Responsible Natural Person
FOR IMMEDIATE RELEASE
Contact:
Bradley Sharp
Development Specialists, Inc.
702-566-2440
AgriBioTech, Inc. Announces INTERIM BANKRUPTCY COURT ORDER AUTHORIZING
POST-PETITION FINANCING
HENDERSON, NV, March 3, 2000- AgriBioTech, Inc. ("ABT" or the
"Company") (NASDAQ National Market: ABTXQ) today announced the entry of an
interim Bankruptcy Court order authorizing the Company to enter into a Chapter
11 debtor-in-possession ("DIP") credit facility with its pre-bankruptcy lenders.

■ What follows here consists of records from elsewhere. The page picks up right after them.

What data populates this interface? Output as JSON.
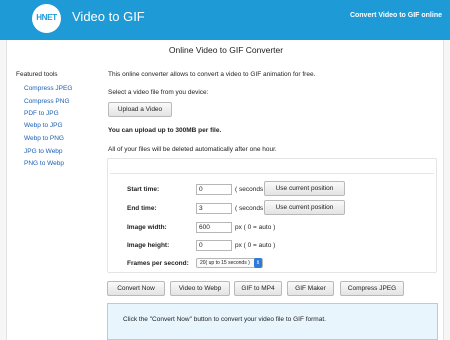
{
  "header": {
    "logo_text": "HNET",
    "app_title": "Video to GIF",
    "link": "Convert Video to GIF online",
    "color": "#1e9ad6"
  },
  "page": {
    "title": "Online Video to GIF Converter"
  },
  "sidebar": {
    "heading": "Featured tools",
    "links": [
      "Compress JPEG",
      "Compress PNG",
      "PDF to JPG",
      "Webp to JPG",
      "Webp to PNG",
      "JPG to Webp",
      "PNG to Webp"
    ]
  },
  "intro": {
    "description": "This online converter allows to convert a video to GIF animation for free.",
    "select_prompt": "Select a video file from you device:",
    "upload_button": "Upload a Video",
    "size_limit": "You can upload up to 300MB per file.",
    "deletion_note": "All of your files will be deleted automatically after one hour."
  },
  "form": {
    "start_time": {
      "label": "Start time:",
      "value": "0",
      "unit": "( seconds )",
      "button": "Use current position"
    },
    "end_time": {
      "label": "End time:",
      "value": "3",
      "unit": "( seconds )",
      "button": "Use current position"
    },
    "image_width": {
      "label": "Image width:",
      "value": "600",
      "unit": "px ( 0 = auto )"
    },
    "image_height": {
      "label": "Image height:",
      "value": "0",
      "unit": "px ( 0 = auto )"
    },
    "fps": {
      "label": "Frames per second:",
      "selected": "20( up to 15 seconds )"
    }
  },
  "actions": [
    "Convert Now",
    "Video to Webp",
    "GIF to MP4",
    "GIF Maker",
    "Compress JPEG"
  ],
  "note": "Click the \"Convert Now\" button to convert your video file to GIF format.",
  "colors": {
    "link": "#1a5fb4",
    "note_bg": "#e8f5fc",
    "note_border": "#9fd3ee"
  }
}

At an emergency hearing on February 24, 2000, the Bankruptcy Court on
an interim basis authorized the Company to enter into the DIP credit facility
with Bank of America, N.A., as agent, and Deutsche Financial Services
Corporation, as administrative agent, for the bank group. A final hearing, at
which the Bankruptcy Court is expected to consider approving the facility on a
permanent basis, has been scheduled for March 22, 2000. Under the Bankruptcy
Court's interim order, the Company may borrow only up to $23 million under the
credit facility until the facility is finally approved. The Company can give no
assurance that any final order of the Bankruptcy Court regarding the credit
facility can be obtained.
The Company has previously determined to attempt to sell its assets in
one or more going-concern sales. The Company is in the process of preparing a
bid solicitation package which will be disseminated to eligible parties
expressing an interest. "While we are confident that solicitation process will
help maximize the value of the Company's assets, at this stage it is impossible
to predict the level of interest among potential purchasers, and it remains
uncertain at best whether the liquidation proceeds will be sufficient to
generate any distribution to the Company's stockholders," said William J. Brandt
of DSI.
In papers filed with the Bankruptcy Court, representatives of the
Company advised the Bankruptcy Court that the DIP credit facility was needed to
provide the Company with the funding necessary to operate and maintain its
businesses and to pay critical expenses during the pendency of its Chapter 11
case. "The Company requires the DIP financing in order to fund the expenditures
which are critical to their on-going operations during the first few weeks of
its chapter 11 case. The Company is experiencing a cash flow crisis, and needs
the proposed DIP facility in order to make payroll and support its business
operations," stated Bradley Sharp, a principal of Development Specialists, Inc.,
a court-appointed reorganization consultant to the Company. Counsel for the
Company argued that, absent the funds to be advanced under the DIP credit
facility, the Company would have no way to continue to operate its businesses
and would have to shut its doors.
Before the commencement of the Company bankruptcy case, the bank group
had provided the Company with a $90 million revolving line of credit. Under the
DIP facility, the bank group is anticipated to provide the Company with a
post-petition revolving line of credit of up to $90 million similar to the
pre-petition revolving line of credit, as well as term loans in an amount equal
to the sum of $8.6 million in new funds plus certain other amounts. Amounts
outstanding under the term loans reduce the amount available under the revolving
line.
Under the DIP credit facility, the Company may request loans or
financial accommodations in the form of advances under the revolving line, term
loans or letters of credit according to a formula that provides for
"availability." Credit under the facility will be limited based on the amount of
the Company's outstanding indebtedness under the facility, outstanding accounts
receivable, and inventory and certain other factors as described in the DIP
credit facility agreement.
Repayment of the obligations for new advances under the DIP facility
effectively will be secured by all of the pre-petition and post-petition assets
of the Company. The Company's "existing" debt under the pre-petition credit
facility will continue to be secured by the same collateral covered under the
bank group's pre-petition loan and security agreement and the proceeds of such
collateral.
The Company expects to make term loan borrowings of $13 million under
the DIP credit facility. Of this amount, approximately $3.6 million is earmarked
to enable the Company to purchase seed to satisfy certain inventory purchase
orders of Home Depot, a major customer. An additional $5 million will be used to
fund certain other business activities, including purchase of seed for blends
and mixes, freight costs, and quality testing, needed to move products to market
during the Company's critical shipping season. The balance of $4.4 million
represents cash collateral usage by the Company authorized to date.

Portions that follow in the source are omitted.